A través de los años he vuelto a bajar a la cala de Binissafúller, pero ya nada es igual, infinidad de barcas y veleros fondeados. Casetas, chalets, paseos que bordean el lugar, coches aparcados. A lo lejos se escucha la música de algún transistor, todo muy bien puesto muy bien colocado y adecentado, pero ha perdido la gracia, ha dejado de ser la cala que de pequeña viví, la que en el invierno mi querido primo Jaime bajaba de buena mañana, tras el ordeño para recoger lo que el mar había entrado. Maderos, troncos, utensilios desprendidos de algún vapor.
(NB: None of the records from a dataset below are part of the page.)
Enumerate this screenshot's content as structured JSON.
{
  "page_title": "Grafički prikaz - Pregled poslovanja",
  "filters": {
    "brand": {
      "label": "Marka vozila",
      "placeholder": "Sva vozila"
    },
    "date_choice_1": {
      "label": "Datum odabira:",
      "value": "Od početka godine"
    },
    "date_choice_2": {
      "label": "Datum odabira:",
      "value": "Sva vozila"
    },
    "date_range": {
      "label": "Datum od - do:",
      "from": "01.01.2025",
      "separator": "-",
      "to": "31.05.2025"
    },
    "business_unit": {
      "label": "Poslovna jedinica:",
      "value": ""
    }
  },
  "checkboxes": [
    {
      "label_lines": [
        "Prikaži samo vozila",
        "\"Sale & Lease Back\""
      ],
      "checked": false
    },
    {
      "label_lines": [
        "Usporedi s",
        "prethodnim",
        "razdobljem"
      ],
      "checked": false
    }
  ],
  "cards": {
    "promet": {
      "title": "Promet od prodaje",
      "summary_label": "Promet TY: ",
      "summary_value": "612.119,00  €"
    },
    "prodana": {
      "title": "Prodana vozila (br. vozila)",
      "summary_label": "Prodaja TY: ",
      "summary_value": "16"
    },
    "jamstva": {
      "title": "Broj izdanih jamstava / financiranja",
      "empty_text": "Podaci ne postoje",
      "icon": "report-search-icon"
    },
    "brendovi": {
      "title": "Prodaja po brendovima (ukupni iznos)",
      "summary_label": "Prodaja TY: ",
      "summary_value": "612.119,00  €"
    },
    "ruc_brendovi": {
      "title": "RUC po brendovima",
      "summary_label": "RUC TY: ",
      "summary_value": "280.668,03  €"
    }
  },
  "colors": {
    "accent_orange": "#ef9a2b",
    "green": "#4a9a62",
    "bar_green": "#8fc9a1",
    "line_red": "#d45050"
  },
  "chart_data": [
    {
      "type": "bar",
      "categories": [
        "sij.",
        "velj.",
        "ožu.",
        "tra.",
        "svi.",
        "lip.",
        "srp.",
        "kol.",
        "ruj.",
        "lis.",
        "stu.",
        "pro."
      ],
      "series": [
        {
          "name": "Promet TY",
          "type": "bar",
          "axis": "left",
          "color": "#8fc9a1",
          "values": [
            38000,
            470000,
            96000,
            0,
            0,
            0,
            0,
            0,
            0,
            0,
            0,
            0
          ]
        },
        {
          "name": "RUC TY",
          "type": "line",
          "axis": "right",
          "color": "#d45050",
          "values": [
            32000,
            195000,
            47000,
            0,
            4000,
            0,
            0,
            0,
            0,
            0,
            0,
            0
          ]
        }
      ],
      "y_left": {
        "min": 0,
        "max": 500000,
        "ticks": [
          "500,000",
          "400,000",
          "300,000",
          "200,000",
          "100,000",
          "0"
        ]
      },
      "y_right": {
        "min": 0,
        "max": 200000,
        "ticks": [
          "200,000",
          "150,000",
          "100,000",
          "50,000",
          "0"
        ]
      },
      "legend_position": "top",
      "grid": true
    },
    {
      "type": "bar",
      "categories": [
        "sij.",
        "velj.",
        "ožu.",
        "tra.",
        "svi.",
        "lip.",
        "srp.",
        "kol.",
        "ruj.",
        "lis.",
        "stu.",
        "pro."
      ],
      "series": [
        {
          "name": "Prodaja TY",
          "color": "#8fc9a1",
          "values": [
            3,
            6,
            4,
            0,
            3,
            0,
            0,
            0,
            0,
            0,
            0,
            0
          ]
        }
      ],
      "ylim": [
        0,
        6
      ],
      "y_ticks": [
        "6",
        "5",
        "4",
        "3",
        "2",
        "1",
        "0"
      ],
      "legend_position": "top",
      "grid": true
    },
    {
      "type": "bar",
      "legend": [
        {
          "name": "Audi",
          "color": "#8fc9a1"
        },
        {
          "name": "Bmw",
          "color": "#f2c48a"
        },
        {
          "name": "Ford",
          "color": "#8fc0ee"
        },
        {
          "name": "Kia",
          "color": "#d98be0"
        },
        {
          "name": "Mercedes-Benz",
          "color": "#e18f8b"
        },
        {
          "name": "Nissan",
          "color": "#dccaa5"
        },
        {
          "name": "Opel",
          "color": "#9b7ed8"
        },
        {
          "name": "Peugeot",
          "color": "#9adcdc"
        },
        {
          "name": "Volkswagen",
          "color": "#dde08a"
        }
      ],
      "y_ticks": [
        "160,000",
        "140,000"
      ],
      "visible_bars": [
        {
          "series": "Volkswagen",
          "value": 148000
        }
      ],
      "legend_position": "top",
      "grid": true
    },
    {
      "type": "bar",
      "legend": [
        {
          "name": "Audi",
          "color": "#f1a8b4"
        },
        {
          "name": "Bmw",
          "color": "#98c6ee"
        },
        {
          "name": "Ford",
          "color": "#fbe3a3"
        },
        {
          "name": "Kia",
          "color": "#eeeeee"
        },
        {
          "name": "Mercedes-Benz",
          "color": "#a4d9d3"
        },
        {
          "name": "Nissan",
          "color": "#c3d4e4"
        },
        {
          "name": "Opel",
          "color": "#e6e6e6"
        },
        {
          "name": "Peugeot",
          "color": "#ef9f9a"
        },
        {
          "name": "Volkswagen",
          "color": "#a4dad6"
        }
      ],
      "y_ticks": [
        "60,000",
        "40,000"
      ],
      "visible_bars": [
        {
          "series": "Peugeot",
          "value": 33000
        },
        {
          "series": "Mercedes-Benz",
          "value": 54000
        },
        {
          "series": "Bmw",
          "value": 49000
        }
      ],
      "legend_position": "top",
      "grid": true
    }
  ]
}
Él intentaba vender cuanto podía recogiendo unas pesetillas para ir al cine de su pueblo al que tanto quería, el de San Luís, donde tenía amigos y muchos conocidos.

Al nombrar a sus amigos, me ha dado la sensación de oírle como iba describiendo sus cacerías con es filacs y la venta de cucs para enganchar a ses lloses. Y lo que sí quedó en mi mente gravado fueron sus barquitas de corcho que con tanta paciencia realizaba, mientras su madre le cosía blancas velas hechas de un retazo de trapo.